Optimized MRI Suites Enable High-Volume Turnaround, Better Access for Patients

Data collection, analytics and team synergy keys to increasing efficiencies, reducing burnout


Barbara Daria Wichtmann, MD, MSc
Wichtmann
Susie Huang, MD, PhD
Huang
Scott Reeder
Reeder

To adapt to exponentially increasing MRI volumes, providers can implement protocol and architectural upgrades that shave minutes off exam times and make the most of every moment in the magnet.

At Mass General Brigham in Boston, Barbara Daria Wichtmann, MD, MSc, Susie Huang, MD, PhD, and colleagues had a unique opportunity of comparing the workflows at two traditional MRI facilities with those at a new facility designed to optimize patient throughput in a high-volume setting. The team presented their results during one of the scientific sessions at RSNA 2024.

“The optimized facility was recently established in one of the city’s most dynamic neighborhoods, providing a wide range of MRI services in a modern open space of campus,” Dr. Wichtmann said.

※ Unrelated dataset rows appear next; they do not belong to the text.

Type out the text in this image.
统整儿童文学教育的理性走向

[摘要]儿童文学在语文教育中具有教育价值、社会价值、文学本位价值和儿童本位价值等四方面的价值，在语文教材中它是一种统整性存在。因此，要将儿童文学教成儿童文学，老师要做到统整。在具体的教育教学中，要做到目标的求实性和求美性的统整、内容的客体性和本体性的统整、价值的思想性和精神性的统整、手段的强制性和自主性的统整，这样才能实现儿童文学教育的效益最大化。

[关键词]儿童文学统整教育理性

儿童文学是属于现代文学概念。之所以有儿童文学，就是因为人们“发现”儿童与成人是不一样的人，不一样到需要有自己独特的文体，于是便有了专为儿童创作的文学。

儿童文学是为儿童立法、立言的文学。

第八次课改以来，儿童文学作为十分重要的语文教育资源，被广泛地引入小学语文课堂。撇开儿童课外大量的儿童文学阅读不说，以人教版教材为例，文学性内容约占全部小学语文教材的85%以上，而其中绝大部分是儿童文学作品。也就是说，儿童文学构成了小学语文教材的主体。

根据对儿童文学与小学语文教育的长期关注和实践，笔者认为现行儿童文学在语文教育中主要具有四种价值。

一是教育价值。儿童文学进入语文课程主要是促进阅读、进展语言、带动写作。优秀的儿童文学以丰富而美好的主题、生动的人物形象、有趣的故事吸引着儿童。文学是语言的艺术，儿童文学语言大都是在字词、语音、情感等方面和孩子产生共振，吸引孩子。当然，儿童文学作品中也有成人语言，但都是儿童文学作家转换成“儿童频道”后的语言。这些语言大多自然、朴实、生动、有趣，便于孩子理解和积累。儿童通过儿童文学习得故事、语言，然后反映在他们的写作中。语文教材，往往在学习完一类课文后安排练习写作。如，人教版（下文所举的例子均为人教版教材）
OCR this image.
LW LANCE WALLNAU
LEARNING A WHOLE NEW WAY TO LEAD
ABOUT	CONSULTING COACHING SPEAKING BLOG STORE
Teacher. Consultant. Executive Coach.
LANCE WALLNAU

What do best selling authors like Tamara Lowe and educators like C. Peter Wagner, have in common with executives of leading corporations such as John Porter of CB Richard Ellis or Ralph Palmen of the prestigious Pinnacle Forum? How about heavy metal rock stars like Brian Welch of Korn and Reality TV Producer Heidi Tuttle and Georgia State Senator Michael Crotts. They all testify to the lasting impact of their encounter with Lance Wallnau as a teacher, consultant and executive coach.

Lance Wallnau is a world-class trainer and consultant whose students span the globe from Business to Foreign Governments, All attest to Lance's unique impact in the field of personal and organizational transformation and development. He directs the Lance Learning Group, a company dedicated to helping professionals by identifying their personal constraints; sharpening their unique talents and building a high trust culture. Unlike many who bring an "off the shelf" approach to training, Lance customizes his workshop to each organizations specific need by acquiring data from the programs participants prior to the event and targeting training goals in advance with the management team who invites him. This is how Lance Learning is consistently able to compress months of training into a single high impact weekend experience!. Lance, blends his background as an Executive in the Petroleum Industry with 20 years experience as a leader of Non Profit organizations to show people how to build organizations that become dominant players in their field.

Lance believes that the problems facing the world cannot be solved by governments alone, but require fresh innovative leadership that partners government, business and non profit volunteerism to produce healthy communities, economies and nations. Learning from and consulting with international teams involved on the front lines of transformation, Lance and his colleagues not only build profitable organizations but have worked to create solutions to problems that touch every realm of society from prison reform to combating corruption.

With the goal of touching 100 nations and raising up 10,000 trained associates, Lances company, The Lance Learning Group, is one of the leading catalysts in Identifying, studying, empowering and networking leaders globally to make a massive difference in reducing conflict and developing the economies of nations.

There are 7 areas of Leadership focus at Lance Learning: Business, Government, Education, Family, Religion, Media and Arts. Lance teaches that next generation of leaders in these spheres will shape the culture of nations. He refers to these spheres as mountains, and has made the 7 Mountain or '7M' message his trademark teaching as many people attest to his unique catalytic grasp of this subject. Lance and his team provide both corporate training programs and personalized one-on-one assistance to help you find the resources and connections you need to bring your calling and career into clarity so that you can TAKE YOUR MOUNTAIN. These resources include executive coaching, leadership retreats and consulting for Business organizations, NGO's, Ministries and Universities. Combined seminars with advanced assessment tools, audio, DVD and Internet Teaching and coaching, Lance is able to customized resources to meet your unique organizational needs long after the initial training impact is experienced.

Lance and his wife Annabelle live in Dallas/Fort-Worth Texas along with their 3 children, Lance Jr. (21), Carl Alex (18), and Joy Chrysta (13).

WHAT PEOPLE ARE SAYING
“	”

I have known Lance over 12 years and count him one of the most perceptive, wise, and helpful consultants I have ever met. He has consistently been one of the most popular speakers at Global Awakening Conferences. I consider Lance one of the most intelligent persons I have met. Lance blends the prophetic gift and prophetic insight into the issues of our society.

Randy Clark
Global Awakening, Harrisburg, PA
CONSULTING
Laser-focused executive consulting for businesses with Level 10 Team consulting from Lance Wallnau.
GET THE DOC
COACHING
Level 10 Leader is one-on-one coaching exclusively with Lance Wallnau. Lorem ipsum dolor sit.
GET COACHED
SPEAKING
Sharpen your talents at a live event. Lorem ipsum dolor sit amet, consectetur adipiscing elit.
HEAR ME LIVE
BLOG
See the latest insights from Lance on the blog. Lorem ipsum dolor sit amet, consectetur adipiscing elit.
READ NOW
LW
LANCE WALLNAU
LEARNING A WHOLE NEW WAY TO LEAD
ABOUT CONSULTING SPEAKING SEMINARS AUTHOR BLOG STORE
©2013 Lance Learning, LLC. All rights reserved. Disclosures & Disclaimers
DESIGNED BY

The facility features three scanners, each with two dockable tables; dedicated preparation bays located directly across the hall from each scanner, and an additional preparation bay reserved for handling potential complications or emergent events, such as allergic reactions.

While one patient is in the scanner, the next patient can be prepped in the dedicated bay—creating seamless turnover.

Dr. Wichtmann’s team retrospectively analyzed outpatient exam times and workflow for adult patients undergoing the most common brain, skull base and spine protocols from 2019 to 2024—8,434 exams in total.

Schematic drawing of the MRI suites at Mass General's Assembly Row Facility
Schematic diagram of the Mass General Assembly Row facility.

All exams were performed in 3T MR scanners of the same make and model, at either the traditional or the optimized facilities. Deep learning models were used to enhance image quality, helping to reduce acquisition times.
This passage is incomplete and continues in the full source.